A large-scale professional basketball team in the Greater Philadelphia area seeks Head Coach. Apply within. Tell no one.
- Mentoring mediocre basketball players through the nadirs of their careers.
- Requiring players to shoot thousands of corner three's a day.
- Tolerating the Philadelphia media. This is a dealbreaker for some.
- Pretending the losses bother you when really you're doing a great job. Tanktastic.
- Inventing clever reasons why Kwame Brown Did Not Play.
- Falling on the sword for the front office while the team struggles for years until a superstar is found.
- Must be agreeable splitting time with interns.
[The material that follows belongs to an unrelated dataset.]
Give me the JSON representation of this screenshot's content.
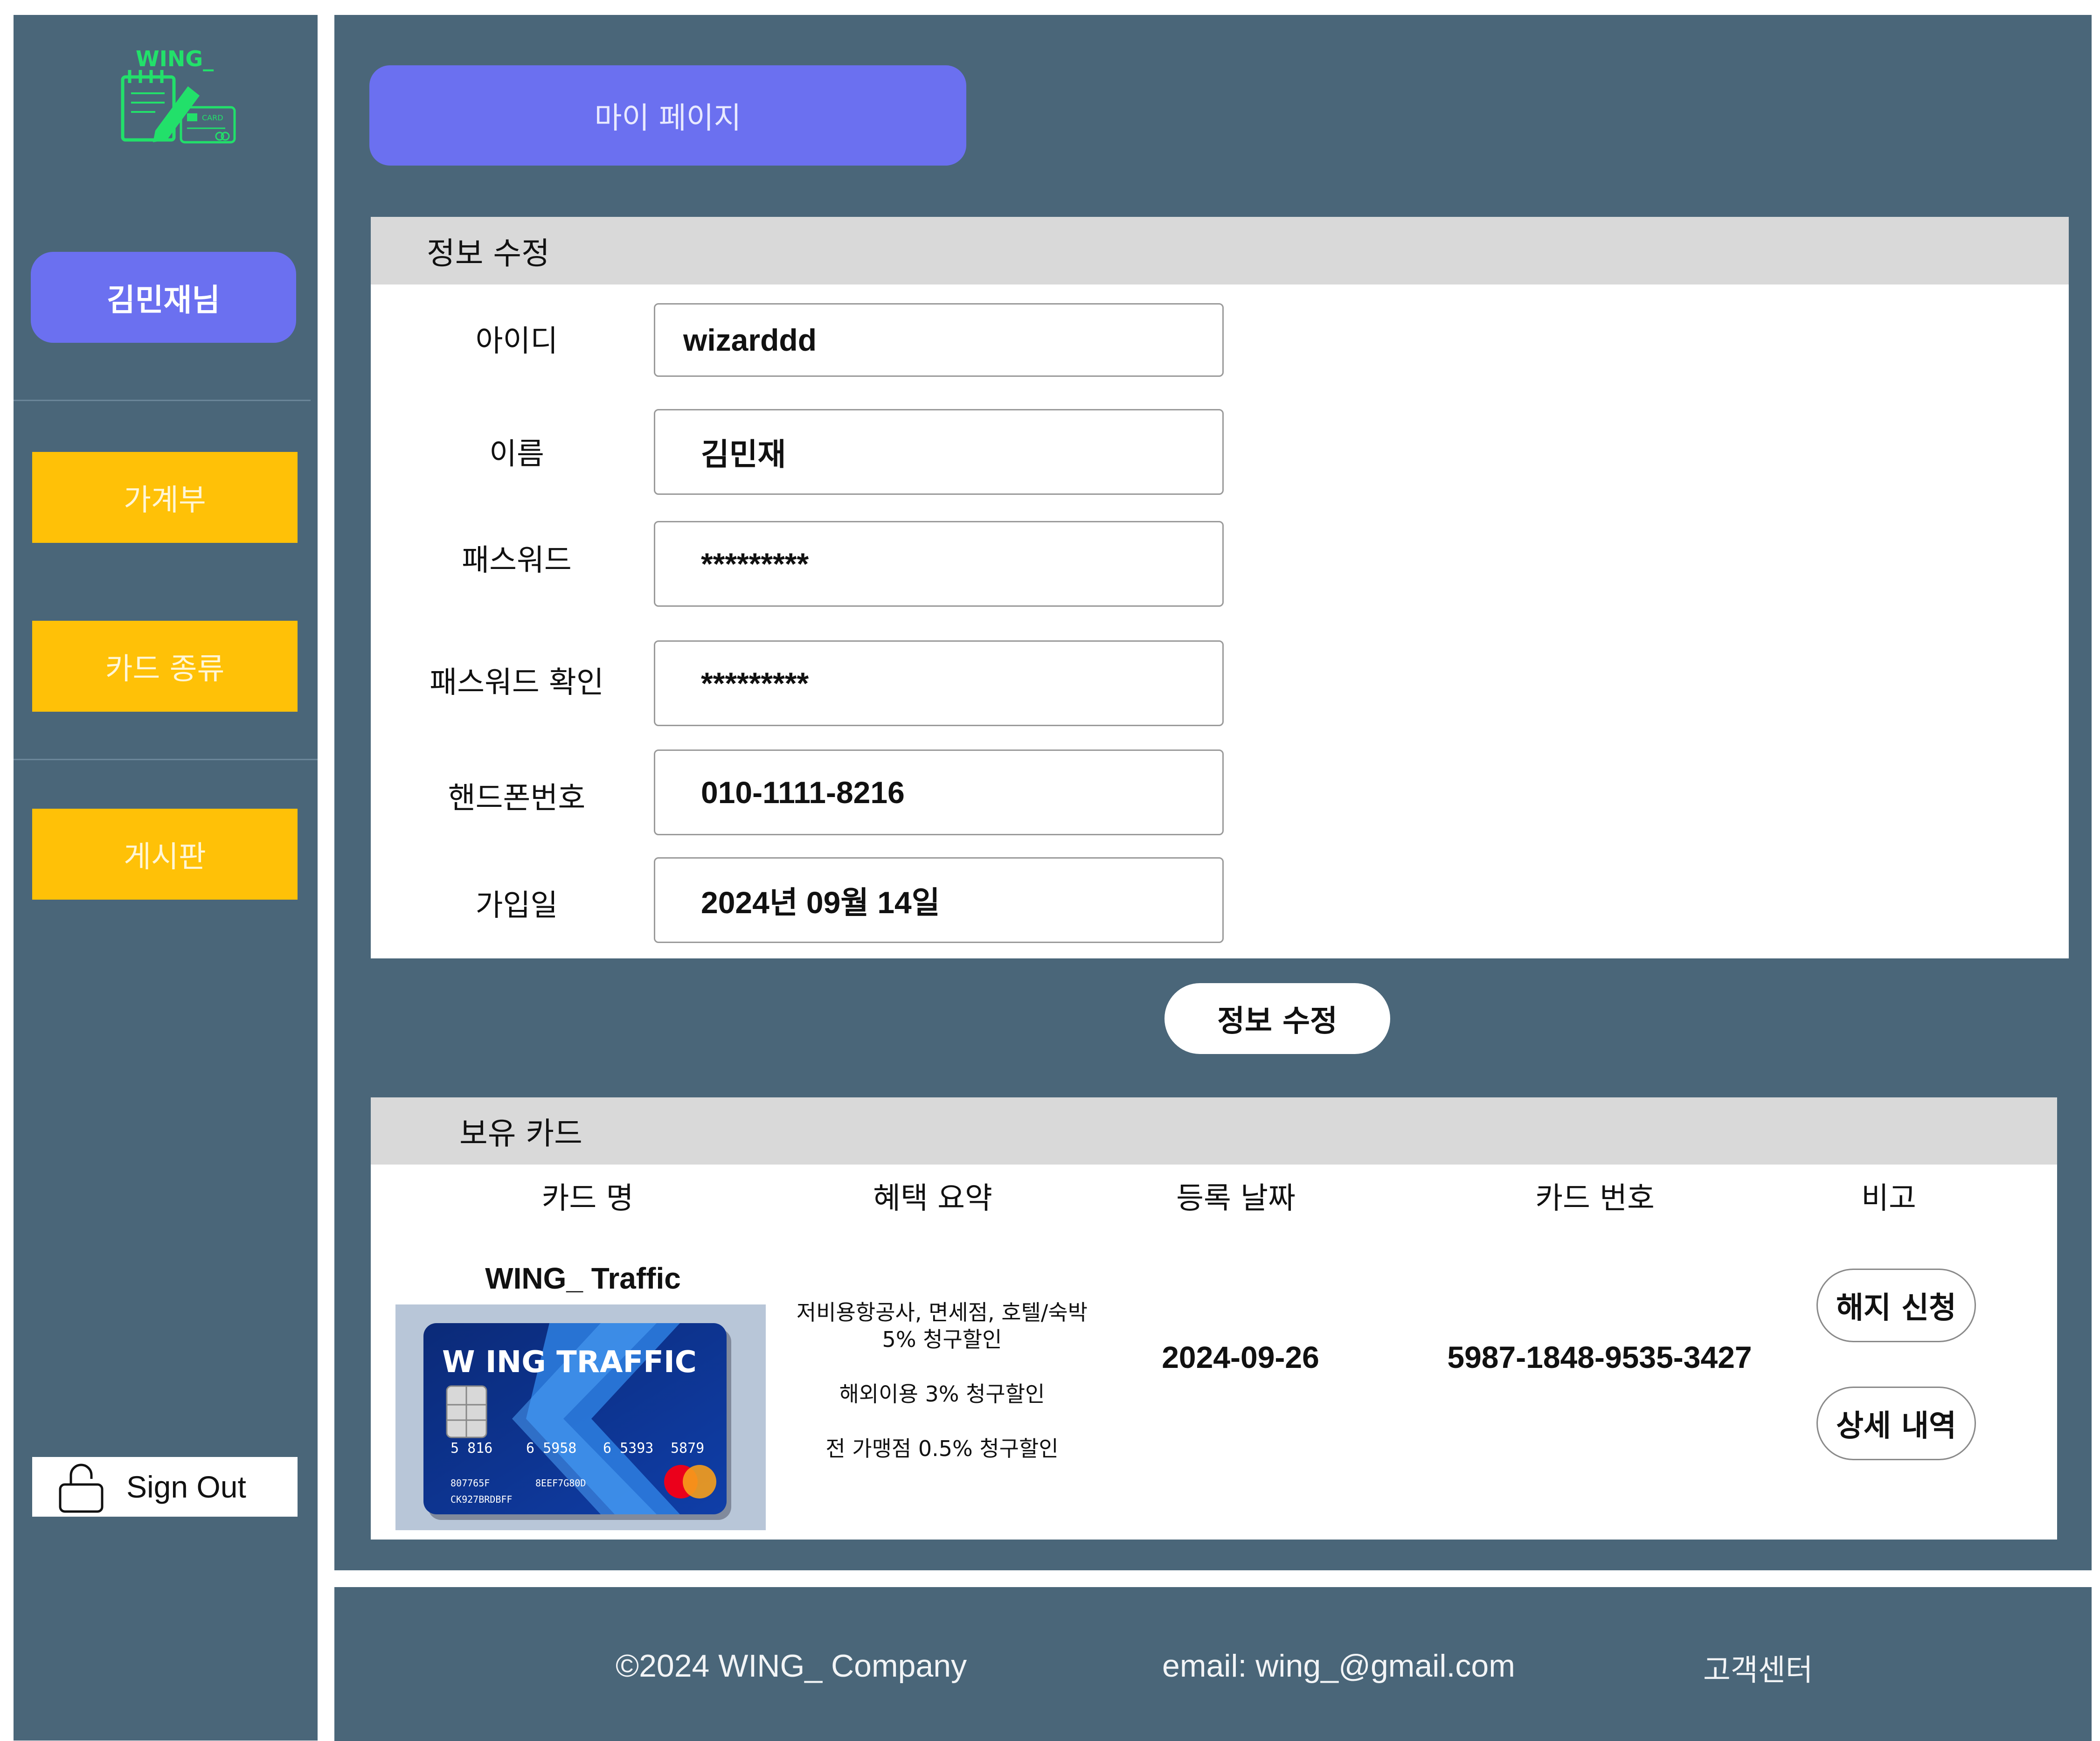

- You're not Doug Collins. Go play with your grandkids, Doug.
- A lack of proud ignorance as to the statistical resources at our disposal.
- Must have publicly trashed Spencer Hawes at some point within the last two years.
- Must not be bothered by thousands of empty seats.
- Must not get thrown by professional wrestling or popular fantasy novel references.
- Silly or pun-able name is a plus.
- Fancy college. Preferably Ivy League. Will settle for Stanford or Lehigh. Anything but Temple or Penn State or West Chester.
- Tweet #NewSixersHeadCoach with a Twitpic of your resume and cover letter.
Philadelphia 76ers basketball team in Philadelphia is NOT an Equal Opportunity Employer.